Not only has Dukakis drawn these business leaders into what amounts to limited partnerships with state government, with the governor as the dominant general partner, but also these quasi-public agencies have formed a web of financial arrangements with at least 3,000 corporations across the state. The state government effectively has been entrenched in almost every nook and cranny of the private sector.
The tools Dukakis used to create this alliance for central planning included a larger bureaucracy; subsidized loans, bailouts, and outright grants for big businesses; and guaranteed high wages for unions.
Those on the Massachusetts gravy line include the insurance industry, especially John Hancock Mutual Life; high-tech corporations like our old friend GE, Digital Equipment Corp., and Raytheon; and banks like the Bank of Boston. Each is represented on the boards of the Massachusetts Capital Resources Corp., the Massachusetts Industrial Finance Agency, and similar corporate-statist entities. And all march in profitable lock-step with the state. The only losers are taxpayers, consumers, and businesses without political connections.

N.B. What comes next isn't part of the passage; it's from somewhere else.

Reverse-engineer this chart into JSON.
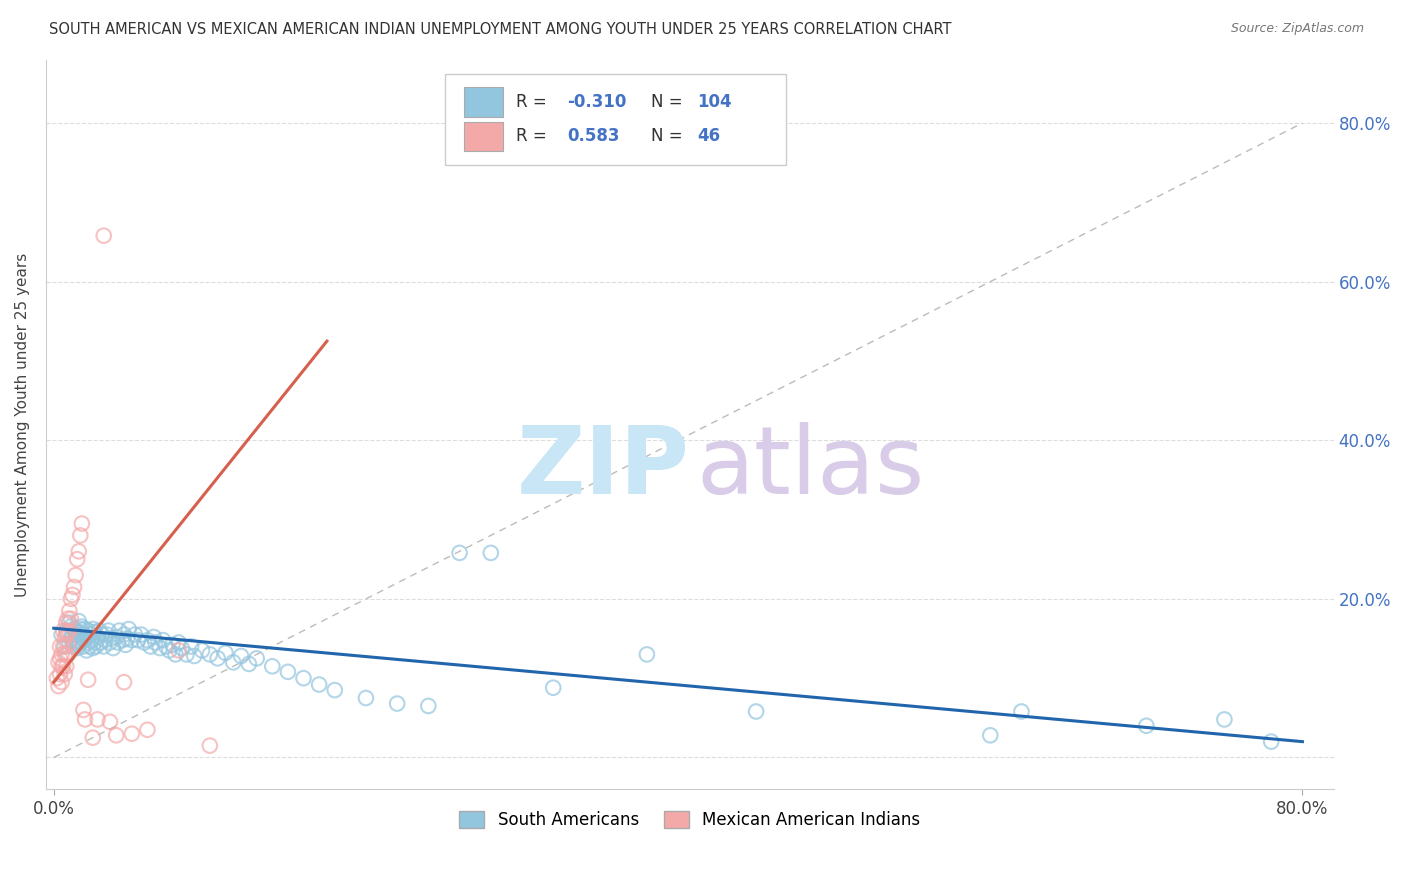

The Post notes that Dukakis’s policies “diverge sharply from the more traditional type of partisan politics emphasizing ideological splits between business and labor.”

With guaranteed profits, corporations are partially liberated from consumer control. In return, they agree to pay the above-market wages that labor unions demand, and otherwise cooperate with the state. But what will be the economic result?

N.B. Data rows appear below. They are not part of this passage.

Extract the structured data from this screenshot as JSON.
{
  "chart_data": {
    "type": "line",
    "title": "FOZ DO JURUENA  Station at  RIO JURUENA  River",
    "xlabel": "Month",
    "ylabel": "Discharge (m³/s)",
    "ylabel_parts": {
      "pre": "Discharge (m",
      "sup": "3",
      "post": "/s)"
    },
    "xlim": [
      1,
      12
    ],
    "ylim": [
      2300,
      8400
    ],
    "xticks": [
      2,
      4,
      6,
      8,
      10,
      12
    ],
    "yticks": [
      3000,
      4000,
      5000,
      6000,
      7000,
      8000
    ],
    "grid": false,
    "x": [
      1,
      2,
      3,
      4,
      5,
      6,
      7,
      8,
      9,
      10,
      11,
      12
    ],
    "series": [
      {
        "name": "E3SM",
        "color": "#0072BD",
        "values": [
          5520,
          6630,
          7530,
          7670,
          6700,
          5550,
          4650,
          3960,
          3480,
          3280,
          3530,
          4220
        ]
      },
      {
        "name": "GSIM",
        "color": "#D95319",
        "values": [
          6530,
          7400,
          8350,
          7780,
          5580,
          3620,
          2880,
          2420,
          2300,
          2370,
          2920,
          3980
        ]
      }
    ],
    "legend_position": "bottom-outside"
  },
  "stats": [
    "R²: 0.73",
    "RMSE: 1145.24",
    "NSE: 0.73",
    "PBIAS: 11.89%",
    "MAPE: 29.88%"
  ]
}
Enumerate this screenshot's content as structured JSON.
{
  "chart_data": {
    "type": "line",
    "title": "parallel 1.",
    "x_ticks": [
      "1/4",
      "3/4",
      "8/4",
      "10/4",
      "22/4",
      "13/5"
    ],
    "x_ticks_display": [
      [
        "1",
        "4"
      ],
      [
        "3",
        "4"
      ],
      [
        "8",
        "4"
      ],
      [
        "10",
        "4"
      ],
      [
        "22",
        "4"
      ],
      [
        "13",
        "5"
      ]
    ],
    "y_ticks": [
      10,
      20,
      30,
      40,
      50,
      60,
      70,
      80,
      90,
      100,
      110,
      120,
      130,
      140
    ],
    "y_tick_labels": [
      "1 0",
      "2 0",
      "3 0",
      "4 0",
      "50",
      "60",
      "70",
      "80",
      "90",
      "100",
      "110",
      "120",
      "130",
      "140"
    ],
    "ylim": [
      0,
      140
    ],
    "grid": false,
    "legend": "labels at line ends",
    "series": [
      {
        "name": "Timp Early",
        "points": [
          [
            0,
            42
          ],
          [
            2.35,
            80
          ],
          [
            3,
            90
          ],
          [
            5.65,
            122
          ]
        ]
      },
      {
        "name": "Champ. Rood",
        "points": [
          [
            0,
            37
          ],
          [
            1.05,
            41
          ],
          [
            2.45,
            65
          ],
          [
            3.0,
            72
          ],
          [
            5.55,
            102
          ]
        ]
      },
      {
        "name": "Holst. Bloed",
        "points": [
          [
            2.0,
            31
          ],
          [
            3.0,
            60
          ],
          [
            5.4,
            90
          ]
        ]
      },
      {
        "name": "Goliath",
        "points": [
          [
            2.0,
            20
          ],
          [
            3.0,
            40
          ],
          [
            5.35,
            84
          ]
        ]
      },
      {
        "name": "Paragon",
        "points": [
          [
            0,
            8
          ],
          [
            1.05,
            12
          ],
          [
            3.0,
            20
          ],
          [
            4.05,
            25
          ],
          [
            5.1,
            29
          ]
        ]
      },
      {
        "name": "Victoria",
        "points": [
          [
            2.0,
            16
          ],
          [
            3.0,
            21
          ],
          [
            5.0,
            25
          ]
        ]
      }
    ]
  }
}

In 1920, Ludwig von Mises showed in “Economic Calculation in the Socialist Commonwealth” that there can be no rational central planning.

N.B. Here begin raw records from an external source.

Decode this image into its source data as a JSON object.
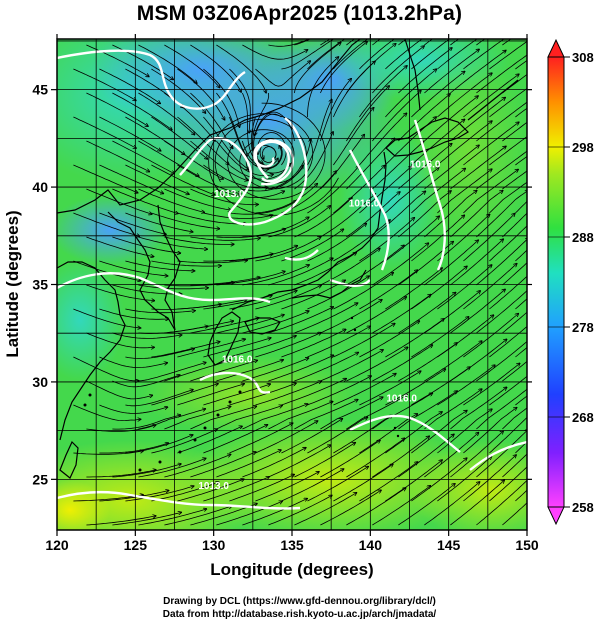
{
  "title": "MSM 03Z06Apr2025 (1013.2hPa)",
  "chart_data": {
    "type": "map",
    "xlabel": "Longitude (degrees)",
    "ylabel": "Latitude  (degrees)",
    "xlim": [
      120,
      150
    ],
    "ylim": [
      22.4,
      47.6
    ],
    "x_ticks": [
      120,
      125,
      130,
      135,
      140,
      145,
      150
    ],
    "y_ticks": [
      25,
      30,
      35,
      40,
      45
    ],
    "grid": true,
    "colorbar": {
      "ticks": [
        258,
        268,
        278,
        288,
        298,
        308
      ],
      "range": [
        258,
        308
      ],
      "position": "right"
    },
    "contour_labels": [
      {
        "text": "1013.0",
        "lon": 131.0,
        "lat": 39.5
      },
      {
        "text": "1016.0",
        "lon": 131.5,
        "lat": 31.0
      },
      {
        "text": "1016.0",
        "lon": 139.6,
        "lat": 39.0
      },
      {
        "text": "1016.0",
        "lon": 143.5,
        "lat": 41.0
      },
      {
        "text": "1016.0",
        "lon": 142.0,
        "lat": 29.0
      },
      {
        "text": "1013.0",
        "lon": 130.0,
        "lat": 24.5
      }
    ],
    "low_center": {
      "lon": 133.5,
      "lat": 41.5
    }
  },
  "footer": {
    "line1": "Drawing by DCL (https://www.gfd-dennou.org/library/dcl/)",
    "line2": "Data from http://database.rish.kyoto-u.ac.jp/arch/jmadata/"
  },
  "colors": {
    "cold": "#4aa0ff",
    "cool": "#37d8b0",
    "mid": "#3fd83f",
    "warm": "#b6e81c",
    "hot": "#f0f000"
  }
}
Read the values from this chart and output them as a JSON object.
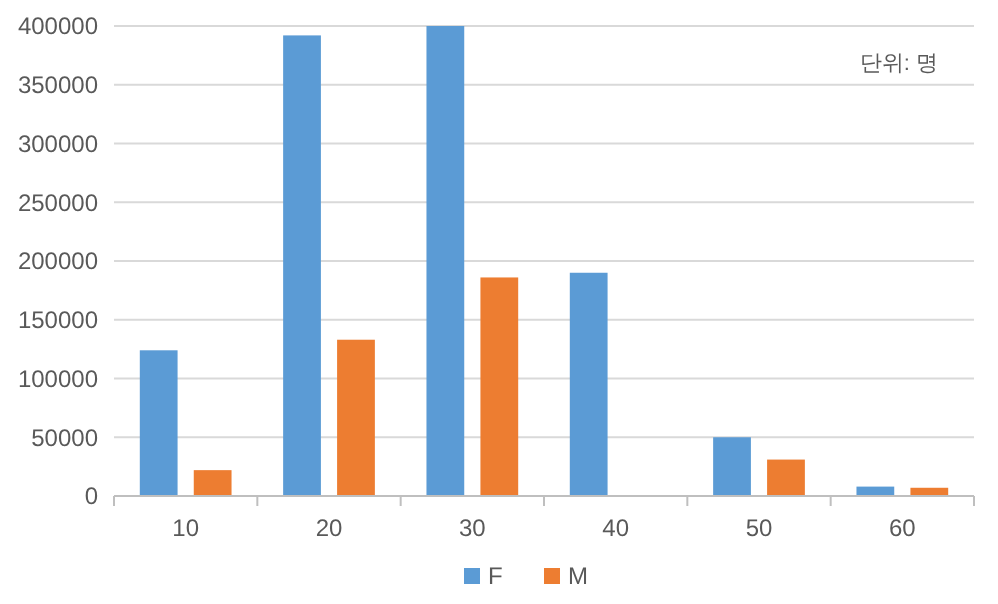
{
  "chart_data": {
    "type": "bar",
    "categories": [
      "10",
      "20",
      "30",
      "40",
      "50",
      "60"
    ],
    "series": [
      {
        "name": "F",
        "color": "#5b9bd5",
        "values": [
          124000,
          392000,
          400000,
          190000,
          50000,
          8000
        ]
      },
      {
        "name": "M",
        "color": "#ed7d31",
        "values": [
          22000,
          133000,
          186000,
          0,
          31000,
          7000
        ]
      }
    ],
    "ylim": [
      0,
      400000
    ],
    "yticks": [
      0,
      50000,
      100000,
      150000,
      200000,
      250000,
      300000,
      350000,
      400000
    ],
    "grid": "y",
    "legend": "bottom",
    "annotations": [
      "단위: 명"
    ]
  }
}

In a free market, consumers’ spending decisions tell producers what and how much to produce. If consumers prefer Fords to Chevrolets, they tell Ford Motor Company to make more cars by buying more of them, thereby driving up the price of Fords relative to Chevrolets and attracting more investment to Ford. Because of the free market in capital goods, Ford is able to devote more resources to production than Chevrolet.
This process enables firms to rationally calculate the “structure of production” from the beginning to the end, to use scarce resources to satisfy the most highly valued goals of consumers.
Mises showed that under socialism, economic calculation is impossible. Since capital goods are owned collectively, they cannot be bought or sold and therefore can have no money prices. Therefore, the desires of consumers cannot be served, no matter what the intentions of the producers. This is why the Soviet shoe factory is incapable of making the styles, colors, or numbers of shoes that consumers want, no matter how hard the managers try.
But Mises’s argument must also apply to the corporate state. To the extent that some corporations enjoy state-privileged positions, they are partially protected from competition. Their capital goods have money prices, unlike under socialism, but they are not freely set prices. Thanks to state favoritism, competitors have less opportunity to bid those resources away, so consumers’ desires cannot be fully served.
We saw an example of this with the Chrysler bailout. Consumers sought to divert resources from the Chrysler Corp. to other car manufacturers, which produced better products at better prices. So in response to the pressure group composed of Chrysler executives, union workers, large shareholders, and big bank creditors, politicians gave the company massive federal financing. Consumers wanted rational economic calculation, but the government prevented it, thereby making the rest of us poorer.
The bigger the corporate state becomes, the less consumers’ desires will be satisfied. As Misesian analysis shows, the corporate state must be an economic failure, no matter what miracles are claimed. Tragically, fascism is all too often a political success.